The environment and location of the annual winter concert make it different from the orchestras’ annual spring concert.
“[The Winter Concert] is … a very festive environment. The setting is incredible … it’s this wonderful Neo-Gothic structure that has lots of majesty,” Loughran said.
The concert will be taking place from 8-10:30 pm at the Princeton University Chapel. Admission is free.
PHS Choir combines historical tradition with new varieties of music
On Thursday, December 22, the PHS choirs and orchestras will be performing in the 71st Annual Winter Concert at the Princeton University Chapel. Choir directors Vincent Metallo and Sarah Pelletier, along with orchestra director Robert Loughran, are organizing this event and choosing the performance pieces.
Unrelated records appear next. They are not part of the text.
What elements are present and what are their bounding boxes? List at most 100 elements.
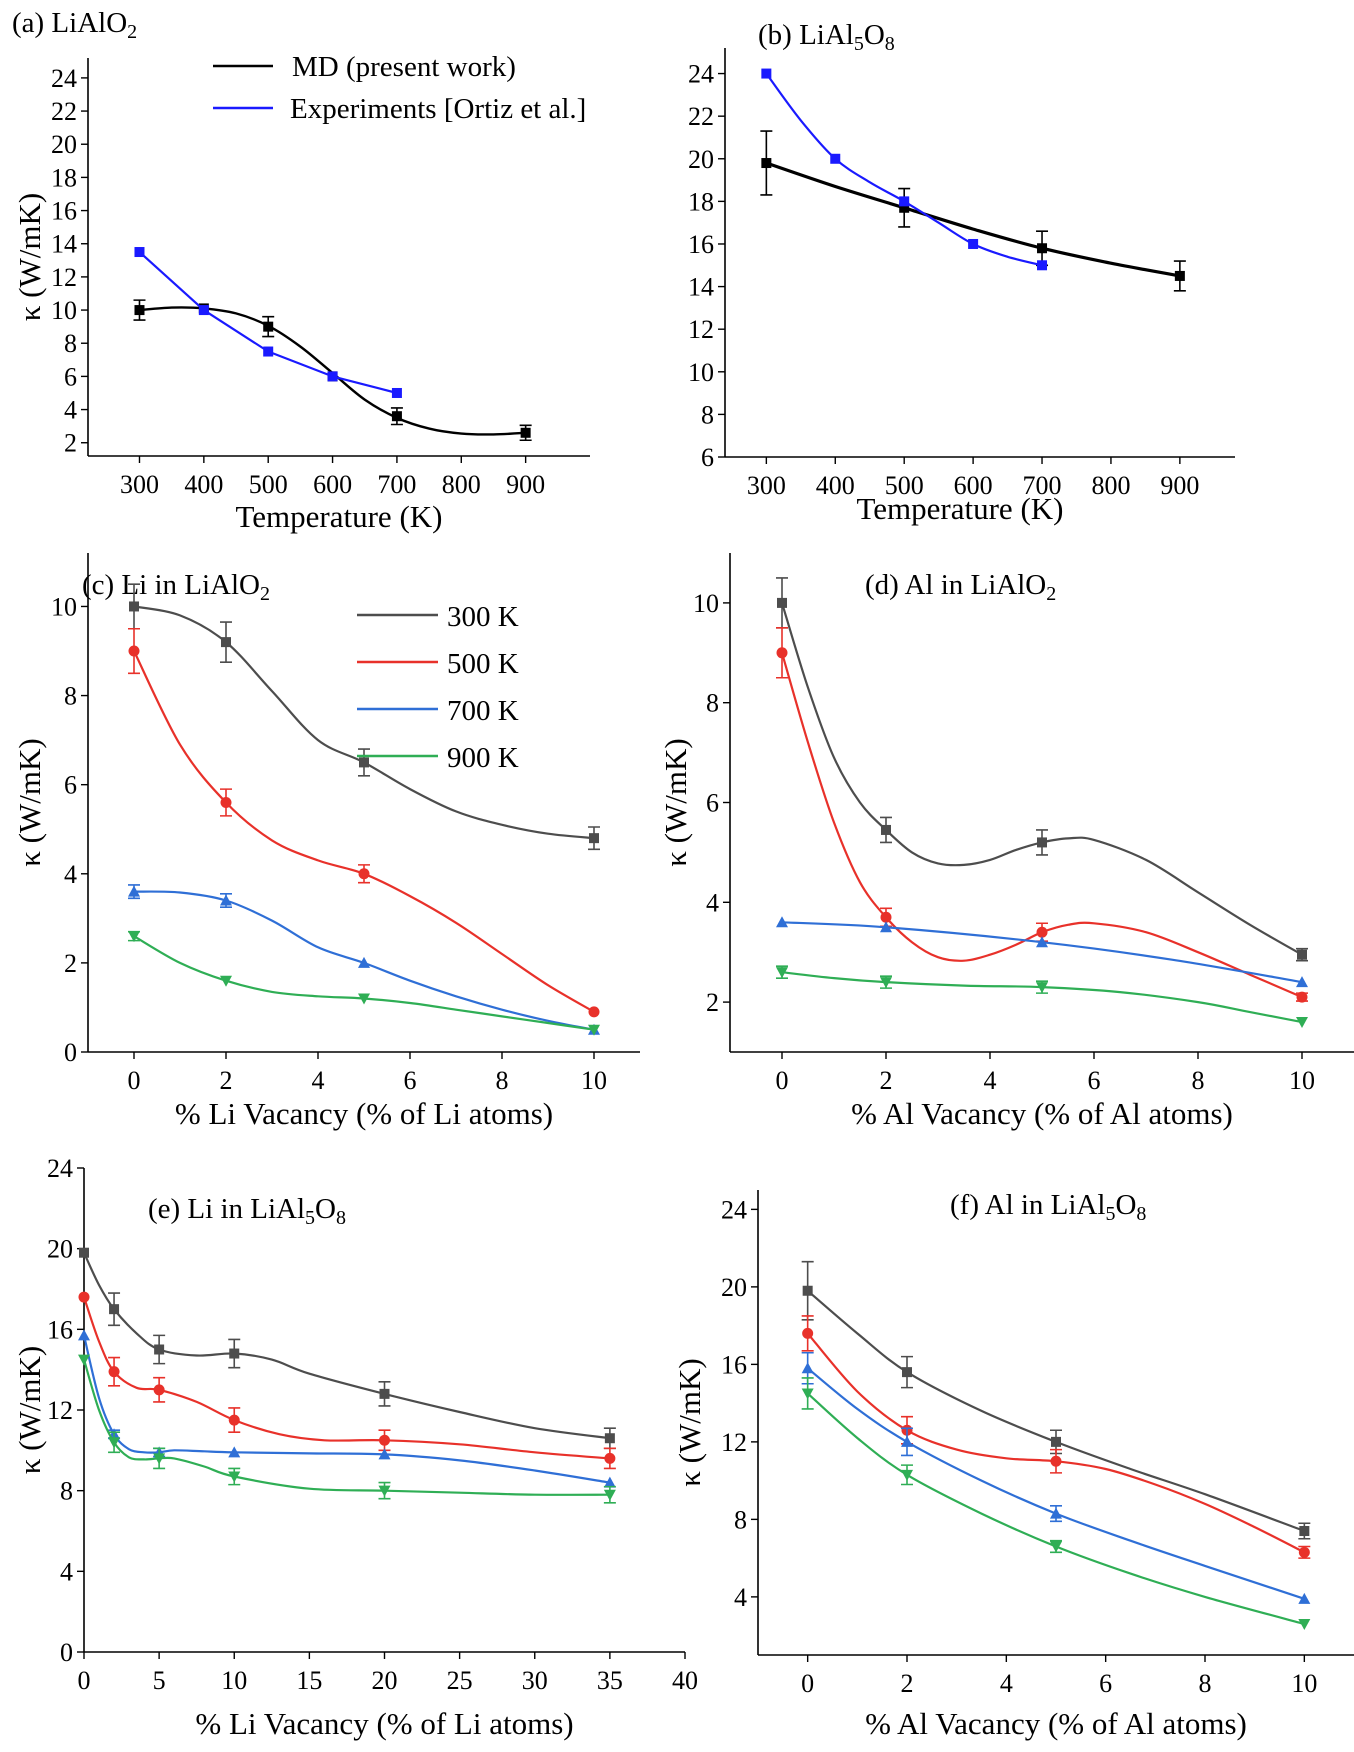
data-point xyxy=(880,977,892,989)
x-tick-label: 0 xyxy=(801,1669,814,1698)
x-axis-title: % Al Vacancy (% of Al atoms) xyxy=(865,1706,1247,1741)
data-point xyxy=(129,601,139,612)
y-tick-label: 24 xyxy=(47,1154,73,1183)
series-500-k xyxy=(78,1291,616,1470)
series-line xyxy=(133,605,595,840)
x-tick-label: 6 xyxy=(1099,1669,1112,1698)
data-point xyxy=(902,1367,912,1378)
x-tick-label: 8 xyxy=(496,1066,509,1095)
data-point xyxy=(379,1434,390,1446)
y-tick-label: 12 xyxy=(51,263,77,292)
data-point xyxy=(1296,1017,1308,1029)
panel-title: (b) LiAl5O8 xyxy=(758,19,895,55)
panel-title-subscript: 8 xyxy=(1136,1203,1146,1225)
series-900-k xyxy=(776,965,1308,1029)
x-tick-label: 400 xyxy=(816,471,855,500)
data-point xyxy=(128,885,140,897)
data-point xyxy=(520,427,531,438)
data-point xyxy=(358,868,370,880)
data-point xyxy=(761,68,772,79)
data-point xyxy=(880,911,892,923)
panel-title-main: (a) LiAlO xyxy=(12,7,127,39)
data-point xyxy=(128,645,140,657)
x-tick-label: 25 xyxy=(447,1666,473,1695)
panel-title: (d) Al in LiAlO2 xyxy=(865,569,1056,605)
panel-title-subscript: 2 xyxy=(1046,583,1056,605)
data-point xyxy=(588,1006,600,1018)
data-point xyxy=(79,1247,89,1258)
legend-label: MD (present work) xyxy=(292,51,516,83)
x-axis-title: % Li Vacancy (% of Li atoms) xyxy=(175,1096,553,1131)
y-axis-title: κ (W/mK) xyxy=(12,193,47,321)
series-900-k xyxy=(128,930,600,1036)
data-point xyxy=(899,202,910,213)
y-tick-label: 6 xyxy=(64,771,77,800)
y-tick-label: 12 xyxy=(688,315,714,344)
y-axis-title: κ (W/mK) xyxy=(672,1358,707,1486)
panel-title-main: (b) LiAl xyxy=(758,19,854,51)
data-point xyxy=(220,797,232,808)
x-tick-label: 10 xyxy=(221,1666,247,1695)
y-tick-label: 24 xyxy=(51,64,77,93)
panel-title-after: O xyxy=(315,1193,336,1225)
x-tick-label: 900 xyxy=(506,470,545,499)
data-point xyxy=(899,196,910,207)
data-point xyxy=(263,346,274,357)
legend-panel-a: MD (present work) Experiments [Ortiz et a… xyxy=(213,51,586,125)
series-900-k xyxy=(78,1354,616,1504)
x-tick-label: 800 xyxy=(442,470,481,499)
y-tick-label: 4 xyxy=(734,1583,747,1612)
legend-label: 300 K xyxy=(447,601,519,633)
series-line xyxy=(82,1335,611,1484)
y-tick-label: 8 xyxy=(64,329,77,358)
series-500-k xyxy=(128,627,600,1018)
series-md-present-work- xyxy=(760,130,1186,292)
data-point xyxy=(108,1366,120,1378)
data-point xyxy=(378,1485,391,1497)
panel-title-subscript: 5 xyxy=(854,33,864,55)
x-tick-label: 2 xyxy=(880,1066,893,1095)
panel-title-subscript: 5 xyxy=(1105,1203,1115,1225)
data-point xyxy=(1037,260,1048,271)
data-point xyxy=(776,916,788,928)
series-line xyxy=(765,161,1181,278)
x-tick-label: 400 xyxy=(184,470,223,499)
y-tick-label: 2 xyxy=(64,429,77,458)
y-tick-label: 16 xyxy=(688,230,714,259)
y-tick-label: 6 xyxy=(706,789,719,818)
data-point xyxy=(1037,243,1048,254)
series-line xyxy=(807,1367,1305,1600)
data-point xyxy=(263,321,274,332)
series-experiments-ortiz-et-al- xyxy=(134,247,402,398)
chart-panel-d: 2 4 6 8 10 0 2 4 6 8 10 % Al Vacancy (% of Al atoms… xyxy=(658,553,1354,1131)
data-point xyxy=(220,975,232,987)
x-tick-label: 10 xyxy=(1289,1066,1315,1095)
series-700-k xyxy=(801,1351,1311,1604)
x-tick-label: 800 xyxy=(1091,471,1130,500)
y-tick-label: 18 xyxy=(688,187,714,216)
data-point xyxy=(777,597,787,608)
x-tick-label: 10 xyxy=(1291,1669,1317,1698)
data-point xyxy=(154,1344,165,1355)
data-point xyxy=(1036,982,1048,994)
data-point xyxy=(1299,1526,1310,1536)
panel-title: (e) Li in LiAl5O8 xyxy=(148,1193,346,1229)
y-tick-label: 20 xyxy=(51,130,77,159)
y-tick-label: 10 xyxy=(51,592,77,621)
y-tick-label: 4 xyxy=(706,888,719,917)
data-point xyxy=(801,1388,814,1400)
x-tick-label: 15 xyxy=(296,1666,322,1695)
data-point xyxy=(604,1452,616,1464)
data-point xyxy=(153,1384,165,1396)
data-point xyxy=(220,894,232,906)
y-tick-label: 22 xyxy=(688,102,714,131)
data-point xyxy=(78,1291,90,1303)
series-700-k xyxy=(776,916,1308,988)
panel-title-main: (c) Li in LiAlO xyxy=(82,569,260,601)
data-point xyxy=(1050,1455,1062,1467)
y-tick-label: 20 xyxy=(721,1273,747,1302)
x-tick-label: 600 xyxy=(954,471,993,500)
data-point xyxy=(604,1433,615,1444)
legend-panel-c: 300 K 500 K 700 K 900 K xyxy=(357,601,519,774)
data-point xyxy=(801,1362,814,1374)
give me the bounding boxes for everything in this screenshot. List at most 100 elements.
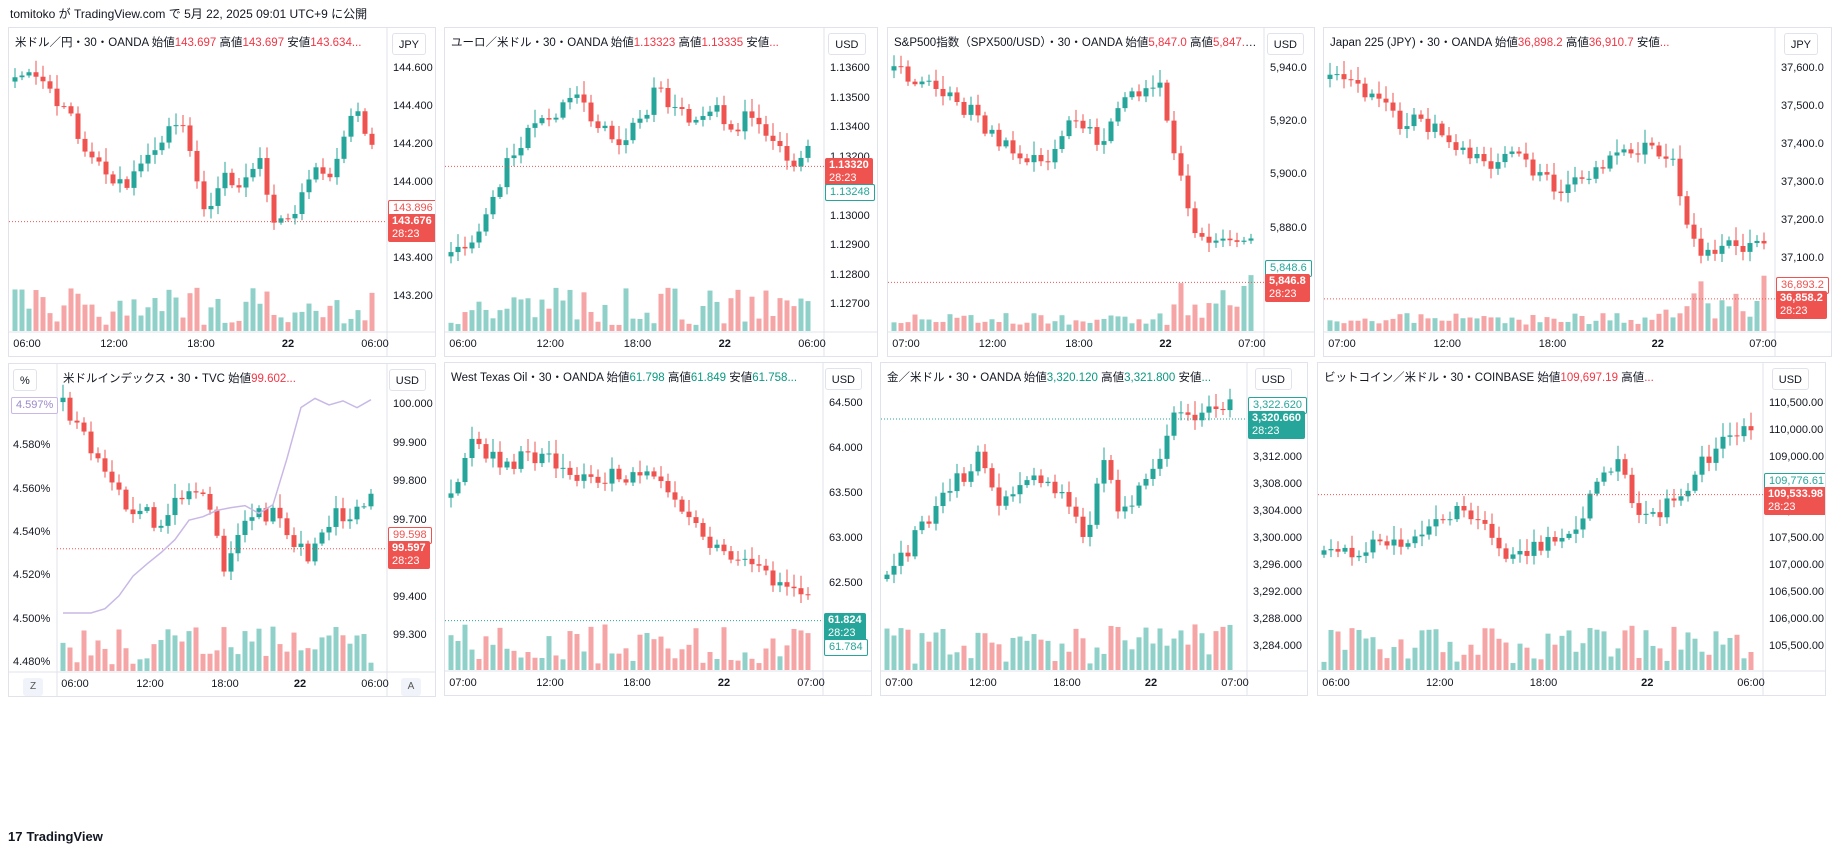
chart-canvas[interactable]: [9, 28, 436, 357]
volume-bar: [228, 647, 234, 671]
symbol-title[interactable]: ユーロ／米ドル・30・OANDA: [451, 37, 611, 49]
volume-bar: [1712, 318, 1718, 331]
ohlc-key: 始値: [228, 373, 252, 385]
volume-bar: [1432, 318, 1438, 331]
ohlc-value: ...: [1659, 37, 1670, 49]
symbol-title[interactable]: West Texas Oil・30・OANDA: [451, 372, 607, 384]
currency-unit-button[interactable]: USD: [1771, 368, 1809, 390]
chart-canvas[interactable]: [9, 364, 436, 697]
candle-body: [362, 111, 368, 134]
candle-body: [560, 102, 566, 118]
volume-bar: [347, 643, 353, 671]
candle-body: [117, 179, 123, 184]
price-axis-tick: 107,000.00: [1769, 559, 1825, 571]
currency-unit-button[interactable]: USD: [388, 369, 426, 391]
candle-body: [1747, 243, 1753, 252]
symbol-title[interactable]: 米ドル／円・30・OANDA: [15, 37, 152, 49]
volume-bar: [33, 290, 39, 331]
price-axis-tick: 99.900: [393, 436, 427, 449]
volume-bar: [1321, 661, 1327, 670]
candle-body: [88, 431, 94, 454]
symbol-title[interactable]: ビットコイン／米ドル・30・COINBASE: [1324, 372, 1538, 384]
currency-unit-button[interactable]: USD: [828, 33, 866, 55]
volume-bar: [1010, 323, 1016, 331]
left-axis-tick: 4.580%: [13, 439, 51, 452]
chart-pane[interactable]: 金／米ドル・30・OANDA 始値3,320.120 高値3,321.800 安…: [880, 362, 1308, 696]
candle-body: [172, 497, 178, 516]
candle-body: [686, 511, 692, 518]
left-unit-button[interactable]: %: [13, 369, 37, 391]
price-value: 61.824: [828, 613, 862, 626]
candle-body: [82, 138, 88, 152]
price-value: 61.784: [829, 640, 863, 653]
symbol-title[interactable]: S&P500指数（SPX500/USD）・30・OANDA: [894, 37, 1126, 49]
candle-body: [1600, 167, 1606, 169]
chart-canvas[interactable]: [888, 28, 1315, 357]
volume-bar: [109, 664, 115, 671]
candle-body: [1418, 114, 1424, 119]
volume-bar: [469, 310, 475, 331]
candle-body: [644, 114, 650, 119]
volume-bar: [40, 297, 46, 331]
symbol-title[interactable]: 米ドルインデックス・30・TVC: [63, 373, 229, 385]
chart-canvas[interactable]: [1324, 28, 1832, 357]
chart-pane[interactable]: 米ドルインデックス・30・TVC 始値99.602... USD%4.600%4…: [8, 363, 436, 697]
candle-body: [1178, 153, 1184, 176]
price-axis-tick: 1.12700: [830, 298, 870, 311]
chart-pane[interactable]: Japan 225 (JPY)・30・OANDA 始値36,898.2 高値36…: [1323, 27, 1832, 357]
candle-body: [1496, 537, 1502, 549]
candle-body: [1565, 184, 1571, 193]
time-axis-tick: 22: [1651, 338, 1664, 350]
candle-body: [1587, 493, 1593, 519]
ohlc-key: 高値: [1565, 37, 1589, 49]
chart-canvas[interactable]: [881, 363, 1308, 696]
last-price-label: 99.597 28:23: [388, 540, 430, 569]
chart-canvas[interactable]: [445, 363, 872, 696]
volume-bar: [518, 657, 524, 670]
volume-bar: [658, 293, 664, 331]
price-value: 109,776.61: [1769, 474, 1825, 487]
volume-bar: [60, 642, 66, 671]
chart-pane[interactable]: ユーロ／米ドル・30・OANDA 始値1.13323 高値1.13335 安値.…: [444, 27, 878, 357]
chart-pane[interactable]: S&P500指数（SPX500/USD）・30・OANDA 始値5,847.0 …: [887, 27, 1315, 357]
volume-bar: [1538, 659, 1544, 670]
ohlc-value: 61.849: [690, 372, 730, 384]
volume-bar: [263, 655, 269, 671]
candle-body: [497, 451, 503, 468]
symbol-title[interactable]: 金／米ドル・30・OANDA: [887, 372, 1024, 384]
candle-body: [123, 489, 129, 510]
candle-body: [340, 508, 346, 522]
currency-unit-button[interactable]: USD: [1266, 33, 1304, 55]
chart-pane[interactable]: ビットコイン／米ドル・30・COINBASE 始値109,697.19 高値..…: [1317, 362, 1826, 696]
candle-body: [770, 570, 776, 586]
volume-bar: [19, 289, 25, 331]
candle-body: [1495, 162, 1501, 169]
zoom-button[interactable]: Z: [23, 678, 43, 696]
ohlc-key: 始値: [1537, 372, 1561, 384]
candle-body: [1740, 245, 1746, 252]
chart-canvas[interactable]: [1318, 363, 1826, 696]
candle-body: [81, 422, 87, 432]
volume-bar: [194, 287, 200, 331]
currency-unit-button[interactable]: USD: [1254, 368, 1292, 390]
tradingview-footer[interactable]: 17 TradingView: [8, 826, 103, 848]
candle-body: [1136, 91, 1142, 97]
currency-unit-button[interactable]: USD: [824, 368, 862, 390]
chart-pane[interactable]: 米ドル／円・30・OANDA 始値143.697 高値143.697 安値143…: [8, 27, 436, 357]
time-axis-tick: 12:00: [536, 338, 565, 350]
chart-pane[interactable]: West Texas Oil・30・OANDA 始値61.798 高値61.84…: [444, 362, 872, 696]
symbol-title[interactable]: Japan 225 (JPY)・30・OANDA: [1330, 37, 1495, 49]
volume-bar: [665, 648, 671, 670]
candle-body: [989, 468, 995, 488]
chart-canvas[interactable]: [445, 28, 878, 357]
volume-bar: [1241, 285, 1247, 331]
volume-bar: [1234, 306, 1240, 331]
candle-body: [1579, 177, 1585, 179]
currency-unit-button[interactable]: JPY: [391, 33, 426, 55]
currency-unit-button[interactable]: JPY: [1783, 33, 1818, 55]
candle-body: [257, 158, 263, 169]
volume-bar: [81, 630, 87, 671]
chart-legend: S&P500指数（SPX500/USD）・30・OANDA 始値5,847.0 …: [894, 34, 1258, 50]
auto-scale-button[interactable]: A: [401, 678, 421, 696]
price-axis-tick: 37,200.0: [1781, 214, 1824, 226]
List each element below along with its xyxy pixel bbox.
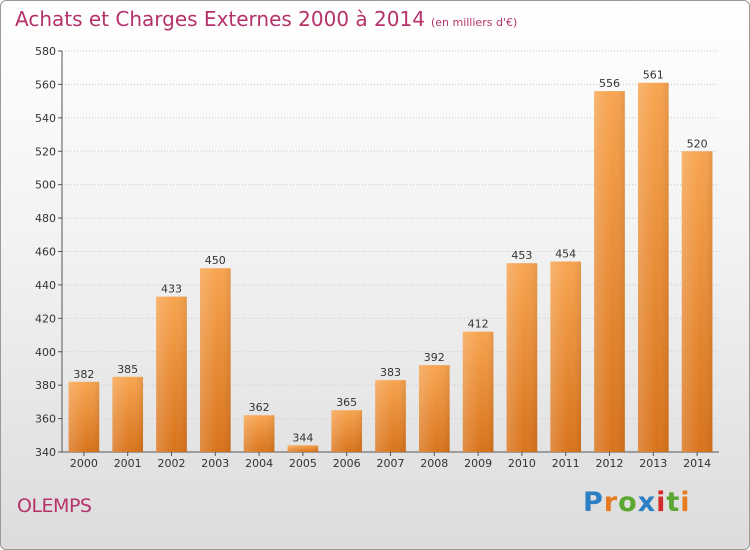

The choirs have been working to prepare for the concert since late October.
“Every day we’re learning the notes and rhythms, [in songs],” Pelletier said. “A lot of listening [and tuning] is required when [songs have] multiple parts, so it [involves] … listening to what’s going on around you and figuring out how your part fits in.”
“We have rehearsals every single day, [and] sometimes we split into sectionals, between girls and boys, so we can spend more time on each individual part. Then, once we’re ready we put all of the pieces together,” said Kate Li ’18, a member of PHS Choir.
The winter concert is quite different from regular choir performances.
“We’re singing a lot of [songs that are different from] stuff that we usually do,” Li said. “There are a bunch of choir songs and a gospel song. I think that’s a very interesting choice for us, because … usually we sing very [sacred choral] songs that have something to do with God.”
As part of concert tradition since 1998, PHS Choir will be taking part in the candlelight processional, and at the end, all of the choirs will be joined by school alumni in singing the “Hallelujah” chorus from Handel’s Messiah as well as a chorale from Bach’s Christmas Oratorio.
“The processional was written for 1998. It was written specifically for the choir’s German tour of all the Bach cities in Germany, and it was written for a specific church where Bach was employed,” Pelletier said. “The choir really fell in love with the piece, and we’ve continued to do it.”